IMAM OUMAR DIENE, MEMBRE DE LA COMMISSION NATIONALE (CONACOC) : «La référence à la station d’Arafat ne figure pas parmi les critères pour fixer la Tabaski»
«Nous avons procédé à l’observation du croissant lunaire conformément à la Charia. Nous avons scruté la lune hier (avant-hier lundi) mais personne ne l’a vu. La lune n’a été aperçue nulle part au Sénégal. Et tous les chefs religieux sont d’accord qu’on applique ce que dit la Charia, en complétant le mois à 30 jours. Ce qui fait que le mercredi 16 septembre est considéré comme premier jour du mois de zoul hijja et le vendredi 25, correspondant au dixième jour, la Tabaski. La lune n’est pas apparue, le cas contraire, nous l’aurions déclaré. Donc nous nous conformons aux textes, ce qui a toujours guidé notre position ici au Sénégal. Les textes disent voir à l’œil nu, c’est que nous avons fait, mais la lune n’a été aperçue dans aucune contrée du Sénégal. Les familles religieuses, les gouverneurs, préfets et sous préfets, les directeurs d’écoles ont été mis à contribution, mais personnes n’a reçu d’information sur l’apparition du croissant lunaire.

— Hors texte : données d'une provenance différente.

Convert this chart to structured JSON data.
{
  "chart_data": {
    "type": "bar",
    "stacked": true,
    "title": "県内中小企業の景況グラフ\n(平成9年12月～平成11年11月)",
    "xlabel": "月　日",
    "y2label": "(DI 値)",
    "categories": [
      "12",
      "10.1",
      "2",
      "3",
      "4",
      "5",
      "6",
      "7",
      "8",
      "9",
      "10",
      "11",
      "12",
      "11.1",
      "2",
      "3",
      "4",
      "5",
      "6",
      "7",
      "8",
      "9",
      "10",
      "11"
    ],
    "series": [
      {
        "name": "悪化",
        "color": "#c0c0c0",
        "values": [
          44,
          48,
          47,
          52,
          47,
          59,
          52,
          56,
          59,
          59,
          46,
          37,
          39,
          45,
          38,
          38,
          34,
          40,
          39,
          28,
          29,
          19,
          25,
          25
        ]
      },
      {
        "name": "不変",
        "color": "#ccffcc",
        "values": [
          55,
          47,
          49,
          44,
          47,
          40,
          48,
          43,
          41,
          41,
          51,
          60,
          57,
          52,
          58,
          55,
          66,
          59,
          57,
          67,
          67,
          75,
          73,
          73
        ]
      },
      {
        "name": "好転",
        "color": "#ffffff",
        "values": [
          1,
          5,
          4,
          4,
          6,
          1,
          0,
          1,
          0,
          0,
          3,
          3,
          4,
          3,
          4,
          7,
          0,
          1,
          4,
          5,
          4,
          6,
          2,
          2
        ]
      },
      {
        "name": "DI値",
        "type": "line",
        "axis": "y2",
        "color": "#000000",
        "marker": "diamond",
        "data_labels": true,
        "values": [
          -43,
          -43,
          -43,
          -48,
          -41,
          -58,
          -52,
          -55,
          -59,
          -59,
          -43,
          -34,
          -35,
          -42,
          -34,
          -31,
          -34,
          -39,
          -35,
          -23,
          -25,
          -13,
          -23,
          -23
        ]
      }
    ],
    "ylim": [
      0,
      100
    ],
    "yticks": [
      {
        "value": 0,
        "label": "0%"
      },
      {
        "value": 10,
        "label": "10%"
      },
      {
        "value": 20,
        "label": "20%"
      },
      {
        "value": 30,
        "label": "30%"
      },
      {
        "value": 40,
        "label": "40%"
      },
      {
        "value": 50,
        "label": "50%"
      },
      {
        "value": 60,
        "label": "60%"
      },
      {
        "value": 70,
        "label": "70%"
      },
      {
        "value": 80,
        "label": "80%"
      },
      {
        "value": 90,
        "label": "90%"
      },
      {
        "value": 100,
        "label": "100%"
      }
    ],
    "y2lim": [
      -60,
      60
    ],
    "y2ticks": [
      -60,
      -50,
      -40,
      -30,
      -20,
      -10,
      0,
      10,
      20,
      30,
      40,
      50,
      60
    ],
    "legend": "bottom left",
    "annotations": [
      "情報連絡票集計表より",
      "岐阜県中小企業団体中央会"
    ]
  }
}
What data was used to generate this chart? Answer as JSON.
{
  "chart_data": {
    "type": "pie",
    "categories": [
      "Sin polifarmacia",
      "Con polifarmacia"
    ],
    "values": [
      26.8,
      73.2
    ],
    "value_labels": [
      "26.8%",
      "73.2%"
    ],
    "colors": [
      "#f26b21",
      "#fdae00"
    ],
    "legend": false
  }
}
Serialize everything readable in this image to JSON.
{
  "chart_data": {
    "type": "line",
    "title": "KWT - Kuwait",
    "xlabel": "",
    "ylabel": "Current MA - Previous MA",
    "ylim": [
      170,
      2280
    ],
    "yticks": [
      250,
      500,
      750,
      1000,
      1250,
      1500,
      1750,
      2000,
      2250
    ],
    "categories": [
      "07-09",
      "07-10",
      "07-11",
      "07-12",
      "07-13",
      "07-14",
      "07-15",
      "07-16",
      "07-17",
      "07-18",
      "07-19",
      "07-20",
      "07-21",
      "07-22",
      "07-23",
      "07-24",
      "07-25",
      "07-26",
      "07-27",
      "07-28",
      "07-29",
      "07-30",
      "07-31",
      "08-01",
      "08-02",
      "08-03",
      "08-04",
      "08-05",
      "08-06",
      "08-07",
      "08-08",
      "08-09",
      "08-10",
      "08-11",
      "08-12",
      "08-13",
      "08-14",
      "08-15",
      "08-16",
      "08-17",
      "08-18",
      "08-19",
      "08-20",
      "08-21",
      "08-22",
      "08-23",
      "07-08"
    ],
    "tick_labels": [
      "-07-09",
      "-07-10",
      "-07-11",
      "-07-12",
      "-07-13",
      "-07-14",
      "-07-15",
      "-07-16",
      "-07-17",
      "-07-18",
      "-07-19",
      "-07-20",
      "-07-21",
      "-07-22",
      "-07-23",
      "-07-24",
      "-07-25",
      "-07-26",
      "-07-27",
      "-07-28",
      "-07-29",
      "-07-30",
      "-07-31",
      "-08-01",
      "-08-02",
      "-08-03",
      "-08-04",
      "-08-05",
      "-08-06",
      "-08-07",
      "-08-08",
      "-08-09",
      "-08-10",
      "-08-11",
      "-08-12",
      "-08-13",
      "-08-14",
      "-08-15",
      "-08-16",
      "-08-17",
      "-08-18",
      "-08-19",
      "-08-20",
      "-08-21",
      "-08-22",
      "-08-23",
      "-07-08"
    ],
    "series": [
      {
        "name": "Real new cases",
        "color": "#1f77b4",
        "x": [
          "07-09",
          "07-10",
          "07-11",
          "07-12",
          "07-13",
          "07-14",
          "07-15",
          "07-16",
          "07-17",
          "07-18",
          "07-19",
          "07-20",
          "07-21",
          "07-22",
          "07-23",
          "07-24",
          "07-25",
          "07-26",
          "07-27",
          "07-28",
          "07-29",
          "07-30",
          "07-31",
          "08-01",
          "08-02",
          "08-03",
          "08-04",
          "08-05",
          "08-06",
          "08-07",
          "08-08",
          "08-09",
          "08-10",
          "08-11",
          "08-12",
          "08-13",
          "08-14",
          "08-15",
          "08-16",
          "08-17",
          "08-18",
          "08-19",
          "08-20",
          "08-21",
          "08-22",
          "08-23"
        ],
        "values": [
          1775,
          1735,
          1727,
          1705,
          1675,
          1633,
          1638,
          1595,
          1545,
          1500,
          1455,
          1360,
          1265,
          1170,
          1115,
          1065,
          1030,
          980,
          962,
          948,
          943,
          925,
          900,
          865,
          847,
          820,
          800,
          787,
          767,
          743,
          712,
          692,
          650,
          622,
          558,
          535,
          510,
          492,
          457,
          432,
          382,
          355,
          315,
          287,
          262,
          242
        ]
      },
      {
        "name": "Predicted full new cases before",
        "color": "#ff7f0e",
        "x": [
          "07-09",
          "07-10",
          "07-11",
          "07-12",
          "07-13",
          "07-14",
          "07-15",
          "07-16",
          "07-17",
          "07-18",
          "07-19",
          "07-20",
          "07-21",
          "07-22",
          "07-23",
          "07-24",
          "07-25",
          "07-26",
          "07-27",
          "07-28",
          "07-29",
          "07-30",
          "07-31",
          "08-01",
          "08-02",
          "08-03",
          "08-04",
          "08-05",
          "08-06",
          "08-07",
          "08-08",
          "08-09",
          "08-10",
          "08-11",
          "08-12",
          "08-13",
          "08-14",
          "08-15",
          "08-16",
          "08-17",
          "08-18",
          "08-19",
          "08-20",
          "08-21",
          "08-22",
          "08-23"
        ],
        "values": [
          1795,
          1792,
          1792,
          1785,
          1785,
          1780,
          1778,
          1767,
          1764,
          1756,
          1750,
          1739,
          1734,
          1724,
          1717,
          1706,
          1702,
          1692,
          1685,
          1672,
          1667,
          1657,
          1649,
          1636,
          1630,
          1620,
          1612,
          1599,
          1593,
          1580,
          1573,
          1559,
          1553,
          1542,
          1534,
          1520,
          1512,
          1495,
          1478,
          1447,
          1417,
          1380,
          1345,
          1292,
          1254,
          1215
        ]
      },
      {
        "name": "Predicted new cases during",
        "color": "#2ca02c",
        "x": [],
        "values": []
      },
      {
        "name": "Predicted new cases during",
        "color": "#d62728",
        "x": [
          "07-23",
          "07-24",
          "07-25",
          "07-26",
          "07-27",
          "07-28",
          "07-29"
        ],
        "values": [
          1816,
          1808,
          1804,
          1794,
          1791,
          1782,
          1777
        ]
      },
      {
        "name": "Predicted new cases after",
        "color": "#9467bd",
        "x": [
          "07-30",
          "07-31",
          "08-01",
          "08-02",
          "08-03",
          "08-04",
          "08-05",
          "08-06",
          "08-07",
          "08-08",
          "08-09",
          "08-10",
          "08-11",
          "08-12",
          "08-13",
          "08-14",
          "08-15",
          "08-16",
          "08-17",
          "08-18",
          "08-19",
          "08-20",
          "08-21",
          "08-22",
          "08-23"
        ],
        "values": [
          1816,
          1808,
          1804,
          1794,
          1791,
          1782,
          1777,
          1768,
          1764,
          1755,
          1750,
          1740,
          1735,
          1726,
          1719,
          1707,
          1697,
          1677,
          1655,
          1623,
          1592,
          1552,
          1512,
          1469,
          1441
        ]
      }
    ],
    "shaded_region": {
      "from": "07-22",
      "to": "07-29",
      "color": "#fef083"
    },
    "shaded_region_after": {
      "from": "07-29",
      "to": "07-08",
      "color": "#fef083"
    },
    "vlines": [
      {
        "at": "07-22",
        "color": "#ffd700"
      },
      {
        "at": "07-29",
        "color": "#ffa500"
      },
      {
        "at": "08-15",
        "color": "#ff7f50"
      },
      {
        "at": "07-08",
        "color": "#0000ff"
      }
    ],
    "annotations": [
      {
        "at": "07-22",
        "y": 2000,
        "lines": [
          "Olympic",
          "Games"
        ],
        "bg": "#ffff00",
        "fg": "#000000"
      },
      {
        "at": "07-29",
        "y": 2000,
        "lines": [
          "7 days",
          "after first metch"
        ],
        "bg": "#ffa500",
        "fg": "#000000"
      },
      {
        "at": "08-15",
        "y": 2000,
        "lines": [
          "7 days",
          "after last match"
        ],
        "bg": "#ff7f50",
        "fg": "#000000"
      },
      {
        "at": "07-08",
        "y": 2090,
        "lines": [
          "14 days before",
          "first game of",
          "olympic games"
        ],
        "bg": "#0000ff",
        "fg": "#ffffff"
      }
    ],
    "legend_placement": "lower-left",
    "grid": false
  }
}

Nous ne sommes pas à la Mecque et la Mecque, non plus, n’est pas Sandaga ou Tillène. Les pèlerins à la Mecque sont dans leur œuvre et se conforment aux exigences de ce cinquième pilier de l’Islam. Nous, ce que nous recommande la religion, c’est n’est pas: «jeûnez si la Mecque jeûne et priez si la Mecque prie, mais plutôt jeûnez si vous apercevez la lune et rompez (le jeûne) si vous apercevez la lune et (pour la Tabaski) priez si vous apercevez la lune». Nous nous conformons et œuvrons pour cela. Mais la tâche est très difficile parce que nous nous rendons compte que les gens ne nous apportent que la lune des autres, comme si la lune n’apparait pas au Sénégal. Il faut que les gens arrêtent de nous importer la lune d’on ne sait où. (…) La référence à la station d’Arafat ne figure pas parmi les critères pour arrêter le jour de la Tabaski. Arafat est à la Mecque, tout comme Mouna, Mouzdalifa. Ce sont eux (les pèlerins) qui effectuent le hadj, mais pas nous. Ils sont sur la bonne voie, nous aussi, nous n’avons pas dévié de ce chemin».